The rules for evaluating floating point expressions are somewhat flexible, and compilers usually handle floating point expressions even more flexibly than the rules formally allow. This makes evaluating floating point expressions faster, because the results are slightly less predictable. Speed โโis important for floating point calculations. Java initially made a mistake by imposing exact requirements on floating point expressions, and the number community screamed in pain. Java had to be given to the real world and relaxed.
double f(); double g(); double d = f() + g();
On x86 hardware (i.e., approximately on every existing desktop system), floating point calculations are actually performed with an accuracy of 80 bits (unless you install some of them that kill performance, as Java requires), although double and float are equal respectively 64 and 32 bit. Thus, for arithmetic operations, the operands are converted to 80 bits, and the results are converted back to 64 or 32 bits. This is slow, so the generated code usually delays the execution of conversions for as long as possible, performing all the calculations with 80-bit precision.
But C and C ++ require that when the value is stored in a floating point variable, the conversion must be performed. Thus, formally, in line // 1, the compiler must convert the sum back to 64 bits in order to save it in the variable d . Then, the value of dd1 calculated in line // 2 must be calculated using the value that was stored in d , i.e. a 64-bit value, while the value of dd2 calculated in line // 3 can be calculated using f() + g() , i.e. The full 80-bit value. These additional bits may have a value, and the value of dd1 may differ from the value of dd2 .

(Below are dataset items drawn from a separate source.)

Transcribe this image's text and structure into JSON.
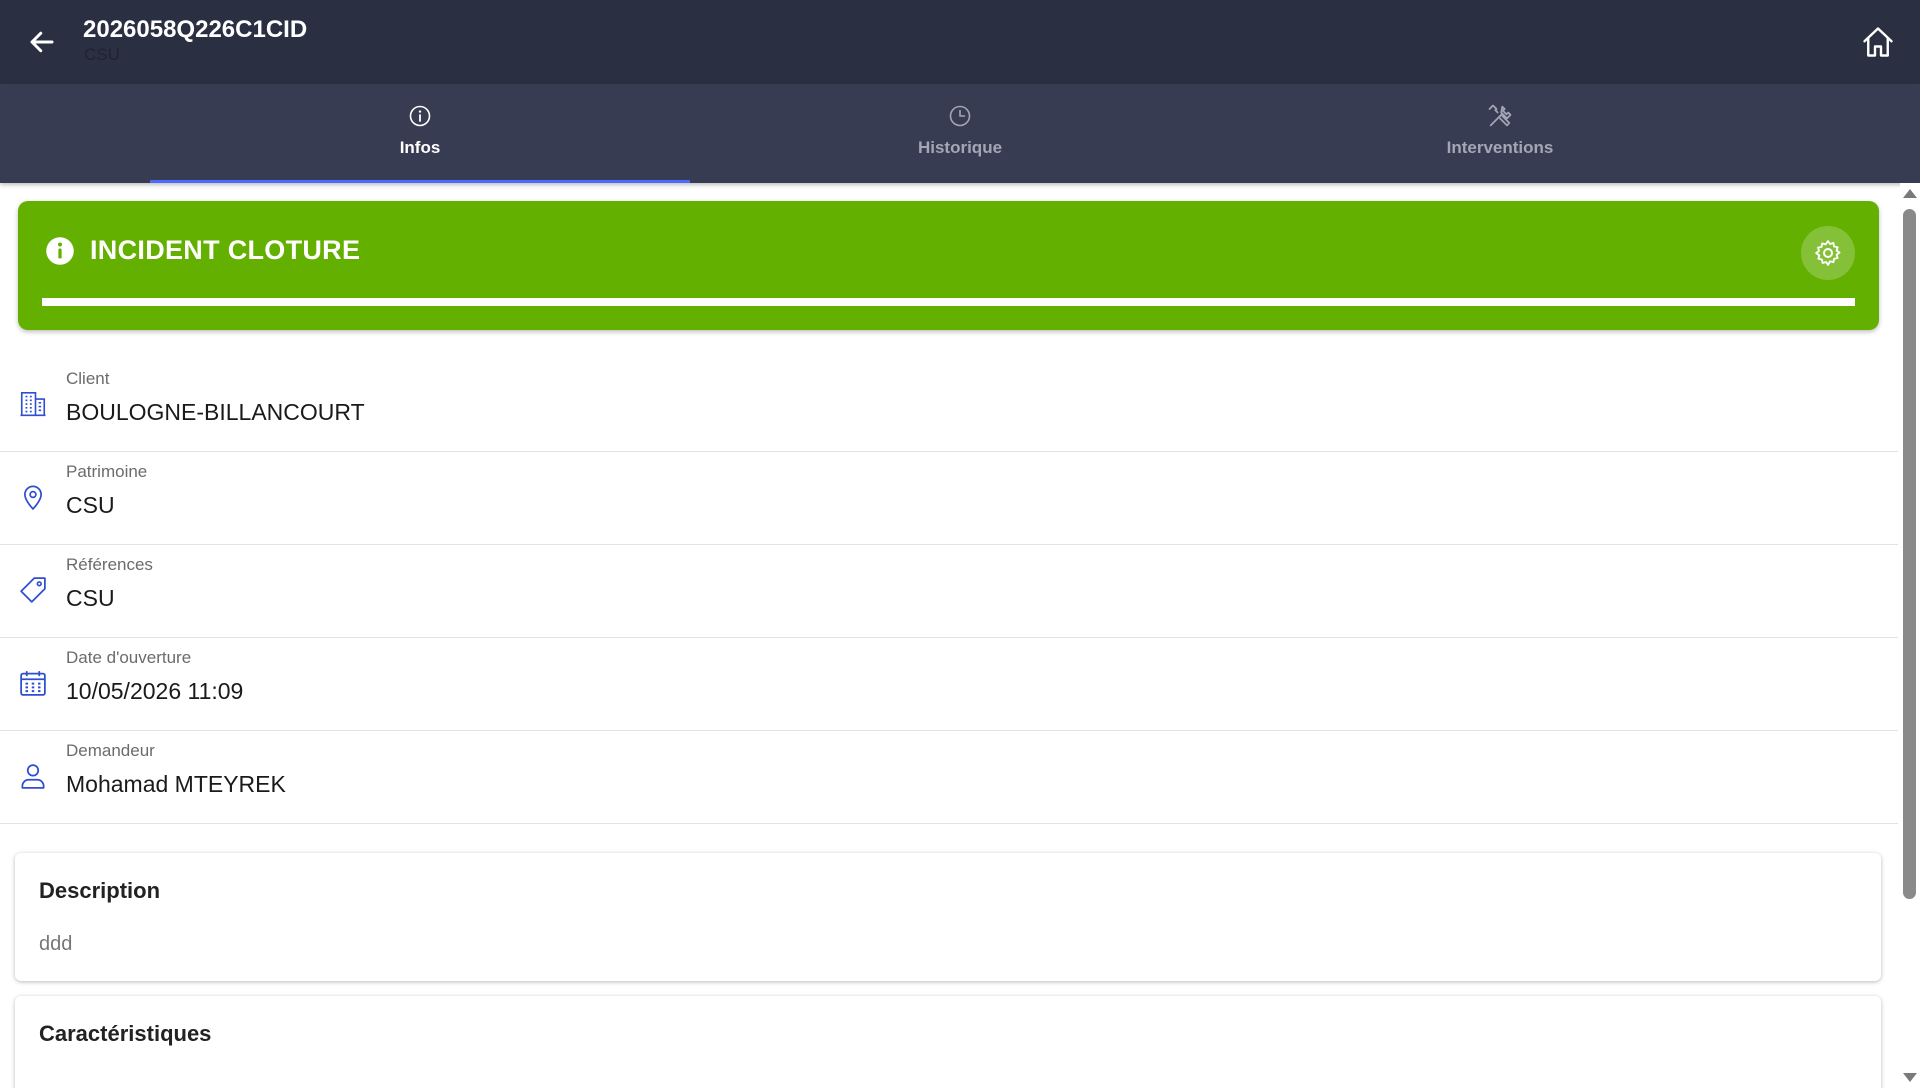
{
  "header": {
    "title": "2026058Q226C1CID",
    "subtitle": "CSU"
  },
  "tabs": [
    {
      "label": "Infos",
      "icon": "info-icon",
      "active": true
    },
    {
      "label": "Historique",
      "icon": "clock-icon",
      "active": false
    },
    {
      "label": "Interventions",
      "icon": "tools-icon",
      "active": false
    }
  ],
  "status": {
    "title": "INCIDENT CLOTURE",
    "color": "#63b000",
    "progress": 1.0
  },
  "fields": [
    {
      "label": "Client",
      "value": "BOULOGNE-BILLANCOURT",
      "icon": "building-icon"
    },
    {
      "label": "Patrimoine",
      "value": "CSU",
      "icon": "location-pin-icon"
    },
    {
      "label": "Références",
      "value": "CSU",
      "icon": "tag-icon"
    },
    {
      "label": "Date d'ouverture",
      "value": "10/05/2026 11:09",
      "icon": "calendar-icon"
    },
    {
      "label": "Demandeur",
      "value": "Mohamad MTEYREK",
      "icon": "person-icon"
    }
  ],
  "description": {
    "title": "Description",
    "text": "ddd"
  },
  "characteristics": {
    "title": "Caractéristiques"
  },
  "colors": {
    "topbar": "#2b2f42",
    "tabbar": "#383c53",
    "accent": "#4a6cf7",
    "icon_blue": "#2f4fd1"
  }
}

And often the compiler will hang with the 80-bit value of f() + g() and use this instead of the value stored in d when it calculates the value of dd1 . This is an inappropriate optimization, but as far as I know, every compiler does this by default. All of them have command line switches to provide the strictly required behavior, so if you need slower code, you can get it. & L; r>
For a serious crystal number, speed is critical, so this flexibility is welcome, and the crunch code for numbers is carefully written to avoid being sensitive to such subtle differences. People get PhDs to figure out how to make floating point code fast and efficient, so don't feel bad that the results you see don't make sense. They do not do this, but they are close enough that they are carefully processed, they give the correct results without a speed penalty.